Dilemas da doação de órgãos

Enviada em 25/10/2019

Tragédia. Morte. Luto. Esses são conceitos que caracterizam o processo de doação de órgãos na sociedade brasileira, que vem enfrentando déficits e lentidão, o que acaba por impedir que outras vidas sejam salvas. Nesse contexto, percebe-se a configuração de um grave problema de contornos específicos, em virtude da falta de racionalidade comum a momentos de luto e do silenciamento em torno do assunto.

Em primeira análise, a falta de um pensamento racional mostra-se como um dos desafios à resolução do problema. Segundo Hegel, um dos filósofos mais importantes da história, a razão rege o mundo. No entanto, verifica-se uma atuação da irracionalidade na questão da doação de órgãos, já que, infelizmente, o momento de tomada dessa decisão se dá, na maioria das vezes, regida pela emoção, em um momento de luto. Assim, sem a presença de uma lógica que permita às famílias tomarem decisões empáticas, que possam salvar outras vidas, esse problema tem sua intervenção dificultada.

Além disso, a lentidão na doação de órgãos encontra terra fértil no silenciamento.

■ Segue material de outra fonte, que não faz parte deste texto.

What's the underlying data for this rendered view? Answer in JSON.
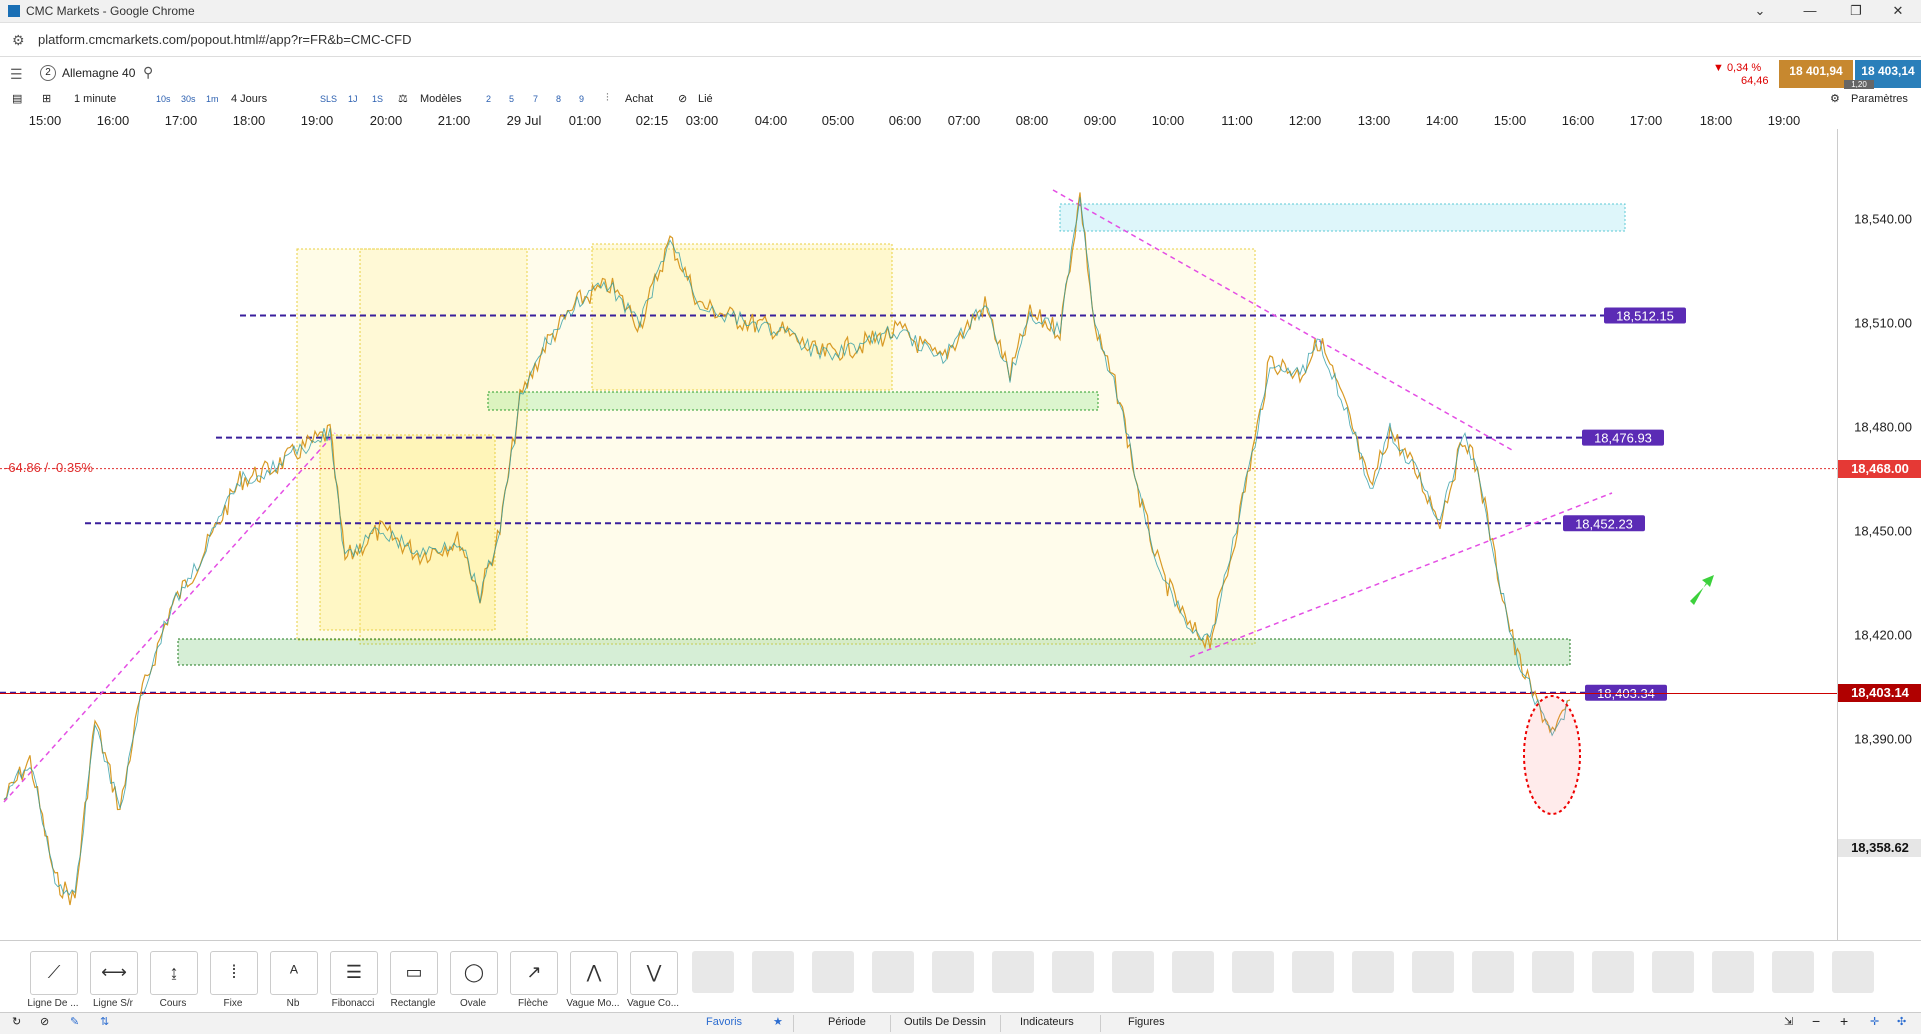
{
  "window": {
    "title": "CMC Markets - Google Chrome",
    "minimize": "—",
    "restore": "❐",
    "close": "✕",
    "extra": "⌄"
  },
  "browser": {
    "url": "platform.cmcmarkets.com/popout.html#/app?r=FR&b=CMC-CFD"
  },
  "instrument": {
    "index": "2",
    "name": "Allemagne 40"
  },
  "quote": {
    "change_pct": "▼ 0,34 %",
    "change_val": "64,46",
    "sell": "18 401,94",
    "buy": "18 403,14",
    "spread": "1,20"
  },
  "toolbar": {
    "interval": "1 minute",
    "intervals": [
      "10s",
      "30s",
      "1m"
    ],
    "range": "4 Jours",
    "modes": [
      "SLS",
      "1J",
      "1S"
    ],
    "models": "Modèles",
    "counts": [
      "2",
      "5",
      "7",
      "8",
      "9"
    ],
    "buy": "Achat",
    "link": "Lié",
    "settings": "Paramètres"
  },
  "time_axis": [
    "15:00",
    "16:00",
    "17:00",
    "18:00",
    "19:00",
    "20:00",
    "21:00",
    "29 Jul",
    "01:00",
    "02:15",
    "03:00",
    "04:00",
    "05:00",
    "06:00",
    "07:00",
    "08:00",
    "09:00",
    "10:00",
    "11:00",
    "12:00",
    "13:00",
    "14:00",
    "15:00",
    "16:00",
    "17:00",
    "18:00",
    "19:00"
  ],
  "price_axis": [
    "18,540.00",
    "18,510.00",
    "18,480.00",
    "18,450.00",
    "18,420.00",
    "18,390.00"
  ],
  "price_tags": {
    "prev_close": "18,468.00",
    "current": "18,403.14",
    "low": "18,358.62",
    "change_label": "-64.86 / -0.35%"
  },
  "level_labels": [
    "18,512.15",
    "18,476.93",
    "18,452.23",
    "18,403.34"
  ],
  "colors": {
    "sell": "#c7882f",
    "buy": "#2a7fba",
    "level": "#3a1f9c",
    "prev_close": "#e03030",
    "current": "#cc0000",
    "trend": "#e44ee4"
  },
  "chart_data": {
    "type": "line",
    "instrument": "Allemagne 40",
    "interval": "1 minute",
    "x": [
      "15:00",
      "16:00",
      "17:00",
      "18:00",
      "19:00",
      "20:00",
      "21:00",
      "29 Jul",
      "01:00",
      "02:15",
      "03:00",
      "04:00",
      "05:00",
      "06:00",
      "07:00",
      "08:00",
      "09:00",
      "10:00",
      "11:00",
      "12:00",
      "13:00",
      "14:00",
      "15:00",
      "16:00"
    ],
    "y": [
      18385,
      18372,
      18430,
      18460,
      18478,
      18440,
      18438,
      18470,
      18500,
      18520,
      18522,
      18510,
      18500,
      18505,
      18498,
      18508,
      18515,
      18470,
      18430,
      18500,
      18485,
      18465,
      18450,
      18395
    ],
    "ylim": [
      18340,
      18570
    ],
    "horizontal_levels": [
      18512.15,
      18476.93,
      18452.23,
      18403.34
    ],
    "previous_close": 18468.0,
    "last_price": 18403.14,
    "cursor_price": 18358.62
  },
  "drawing_tools": [
    {
      "name": "line-tool",
      "label": "Ligne De ..."
    },
    {
      "name": "segment-tool",
      "label": "Ligne S/r"
    },
    {
      "name": "price-tool",
      "label": "Cours"
    },
    {
      "name": "fixed-tool",
      "label": "Fixe"
    },
    {
      "name": "text-tool",
      "label": "Nb"
    },
    {
      "name": "fibonacci-tool",
      "label": "Fibonacci"
    },
    {
      "name": "rectangle-tool",
      "label": "Rectangle"
    },
    {
      "name": "oval-tool",
      "label": "Ovale"
    },
    {
      "name": "arrow-tool",
      "label": "Flèche"
    },
    {
      "name": "wave-mo-tool",
      "label": "Vague Mo..."
    },
    {
      "name": "wave-co-tool",
      "label": "Vague Co..."
    }
  ],
  "bottom_tabs": [
    "Favoris",
    "Période",
    "Outils De Dessin",
    "Indicateurs",
    "Figures"
  ]
}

Nesse sentido, Habermas traz uma contribuição  relevante ao defender que a linguagem é uma verdadeira forma de ação. Desse modo, para que um problema como o da doação de órgãos seja resolvido, faz-se necessário discutir sobre, de modo que as famílias sejam incentivadas a optarem pela doação de órgãos antes mesmo do momento de luto, enquanto os integrantes ainda encontram-se vivos. No entanto, percebe-se uma lacuna no que se refere a essa questão, que ainda é muito silenciada, já que a morte em si é um grande tabu. Assim, trazer à pauta esse tema e debatê-lo amplamente aumentaria a chance de atuação nele.

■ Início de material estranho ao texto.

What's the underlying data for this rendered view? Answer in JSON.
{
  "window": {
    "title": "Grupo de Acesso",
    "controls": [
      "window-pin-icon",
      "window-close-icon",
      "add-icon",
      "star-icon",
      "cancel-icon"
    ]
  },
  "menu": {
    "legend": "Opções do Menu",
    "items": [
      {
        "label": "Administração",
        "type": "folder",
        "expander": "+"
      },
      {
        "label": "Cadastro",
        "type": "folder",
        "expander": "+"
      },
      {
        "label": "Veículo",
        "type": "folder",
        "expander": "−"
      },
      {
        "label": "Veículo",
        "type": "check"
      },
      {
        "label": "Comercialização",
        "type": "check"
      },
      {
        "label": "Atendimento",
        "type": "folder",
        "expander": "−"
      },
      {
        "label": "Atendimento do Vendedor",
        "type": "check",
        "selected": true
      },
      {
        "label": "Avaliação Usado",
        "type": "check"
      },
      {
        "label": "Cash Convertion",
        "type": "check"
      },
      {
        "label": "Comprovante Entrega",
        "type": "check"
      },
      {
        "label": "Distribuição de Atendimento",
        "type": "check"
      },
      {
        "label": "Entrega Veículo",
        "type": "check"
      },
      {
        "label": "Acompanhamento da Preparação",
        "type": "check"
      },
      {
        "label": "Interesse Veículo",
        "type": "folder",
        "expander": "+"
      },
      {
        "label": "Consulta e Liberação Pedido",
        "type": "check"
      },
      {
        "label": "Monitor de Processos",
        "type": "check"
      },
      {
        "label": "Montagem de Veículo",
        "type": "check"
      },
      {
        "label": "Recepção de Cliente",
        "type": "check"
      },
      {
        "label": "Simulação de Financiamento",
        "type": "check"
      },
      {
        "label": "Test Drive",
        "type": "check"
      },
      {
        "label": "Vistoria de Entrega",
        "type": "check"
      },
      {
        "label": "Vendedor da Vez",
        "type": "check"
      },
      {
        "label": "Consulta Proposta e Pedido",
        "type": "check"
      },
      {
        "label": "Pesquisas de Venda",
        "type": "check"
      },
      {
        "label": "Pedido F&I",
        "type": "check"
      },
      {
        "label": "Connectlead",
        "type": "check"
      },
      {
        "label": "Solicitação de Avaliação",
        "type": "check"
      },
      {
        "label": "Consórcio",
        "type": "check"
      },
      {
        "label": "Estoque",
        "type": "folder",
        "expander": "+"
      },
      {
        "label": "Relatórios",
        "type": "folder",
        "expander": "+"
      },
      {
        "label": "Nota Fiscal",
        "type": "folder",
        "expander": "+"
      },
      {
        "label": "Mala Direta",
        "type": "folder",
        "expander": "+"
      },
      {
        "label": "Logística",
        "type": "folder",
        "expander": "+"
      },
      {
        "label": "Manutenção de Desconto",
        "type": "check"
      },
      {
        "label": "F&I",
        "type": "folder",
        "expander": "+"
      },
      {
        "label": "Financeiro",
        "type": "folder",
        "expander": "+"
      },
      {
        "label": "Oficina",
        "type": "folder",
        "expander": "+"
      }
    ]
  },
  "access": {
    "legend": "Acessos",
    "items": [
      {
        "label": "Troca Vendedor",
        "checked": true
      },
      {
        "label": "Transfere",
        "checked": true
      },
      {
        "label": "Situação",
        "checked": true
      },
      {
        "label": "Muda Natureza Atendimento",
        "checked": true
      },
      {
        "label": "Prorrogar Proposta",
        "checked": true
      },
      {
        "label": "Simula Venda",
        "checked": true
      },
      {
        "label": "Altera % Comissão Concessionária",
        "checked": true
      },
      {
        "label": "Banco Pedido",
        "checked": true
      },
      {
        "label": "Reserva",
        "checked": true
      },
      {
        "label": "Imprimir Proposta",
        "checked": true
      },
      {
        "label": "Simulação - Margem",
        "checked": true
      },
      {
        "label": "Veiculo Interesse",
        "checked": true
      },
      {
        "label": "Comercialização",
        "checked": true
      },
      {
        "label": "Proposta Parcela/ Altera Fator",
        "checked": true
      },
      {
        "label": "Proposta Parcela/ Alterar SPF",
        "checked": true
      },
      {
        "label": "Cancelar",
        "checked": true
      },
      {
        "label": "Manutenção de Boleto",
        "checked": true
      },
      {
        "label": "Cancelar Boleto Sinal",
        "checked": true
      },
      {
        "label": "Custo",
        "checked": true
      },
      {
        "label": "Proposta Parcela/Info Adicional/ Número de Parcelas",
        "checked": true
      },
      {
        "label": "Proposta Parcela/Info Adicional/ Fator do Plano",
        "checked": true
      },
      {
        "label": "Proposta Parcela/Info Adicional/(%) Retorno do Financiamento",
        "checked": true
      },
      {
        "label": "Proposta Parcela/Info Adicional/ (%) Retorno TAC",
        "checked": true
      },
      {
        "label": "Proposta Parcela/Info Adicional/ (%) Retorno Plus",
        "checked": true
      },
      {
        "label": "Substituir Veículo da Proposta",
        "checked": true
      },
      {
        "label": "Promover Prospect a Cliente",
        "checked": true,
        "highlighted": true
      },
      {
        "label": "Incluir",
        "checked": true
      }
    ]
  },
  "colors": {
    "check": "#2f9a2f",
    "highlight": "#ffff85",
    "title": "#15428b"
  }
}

Portanto, indubitavelmente, medidas são necessárias para resolver esse problema. Como solução, é preciso que as escolas de Ensino Médio, em parceria com a prefeitura, promovam um espaço para rodas de conversas e debates sobre a doação de órgãos. Tais eventos podem ocorrer no período extraclasse, contando com a presença dos professores e convidados especialistas da área da saúde. Além disso, não devem se limitar aos alunos, mas ser abertos à comunidade, a fim de que mais pessoas compreendam questões relativas ao tema e se tornem cidadãos mais atuantes na busca de resoluções. Em suma, é preciso que se aja sobre o problema, pois, como defendeu Simone Bevouir: “Cada um de nós somos responsáveis por tudo e por todos os seres humanos”.